Haren Gandhi, Technical Fellow at the Ford Motor Company, has been chosen by President George W Bush for the nation's highest honor for science and technology - National Medal of Technology Laureate.
Established by Congress in 1980, the National Medal of Technology honours individuals who embody the spirit of American innovation and have advanced the nation's global competitiveness. "Their groundbreaking contributions commercialise technologies, create jobs, improve productivity and stimulate the nation's growth and development," says the White House statement announcing the awards.
President Bush will present the awards on November 6 at a White House ceremony.
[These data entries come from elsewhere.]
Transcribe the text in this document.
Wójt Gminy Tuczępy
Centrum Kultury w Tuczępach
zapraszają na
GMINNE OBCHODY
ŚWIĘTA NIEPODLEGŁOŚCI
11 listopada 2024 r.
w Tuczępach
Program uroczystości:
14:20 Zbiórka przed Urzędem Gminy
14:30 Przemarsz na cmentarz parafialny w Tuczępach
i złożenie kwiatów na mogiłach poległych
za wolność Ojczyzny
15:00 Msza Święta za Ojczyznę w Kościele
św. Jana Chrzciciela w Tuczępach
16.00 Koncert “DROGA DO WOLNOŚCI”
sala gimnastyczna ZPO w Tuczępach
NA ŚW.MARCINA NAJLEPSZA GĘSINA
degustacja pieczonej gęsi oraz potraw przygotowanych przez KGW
Gandhi is one of Ford's five global Technical Fellows, the highest scientific position in the organization. He specialises in emissions control technology in automobiles and is one of the pioneers of palladium-based exhaust systems, which replaced the more expensive platinum-based ones, resulting in significant savings for Ford. Platinum and palladium are both precious metals, but palladium is much cheaper.
Gandhi came to the US from Mumbai in 1963 and joined Ford rather fortuitously after his Masters from Northwestern University in Illinois. He had offers from Abbott Labs, Lockheed and Ford. He picked Ford because it was the only one that offered him the opportunity to complete his PhD while he worked. He has been with the company ever since.
At present, he is working on combining cheap base metal oxides with smaller amounts of precious metals, with the aim of gradually reducing dependence on precious metals.
He was instrumental in setting up the Automotive Research Lab in Pune, India, as part of a United Nation project. As part of a training program, Ford takes scientists from Pune to its Dearborn headquarters to learn new technology.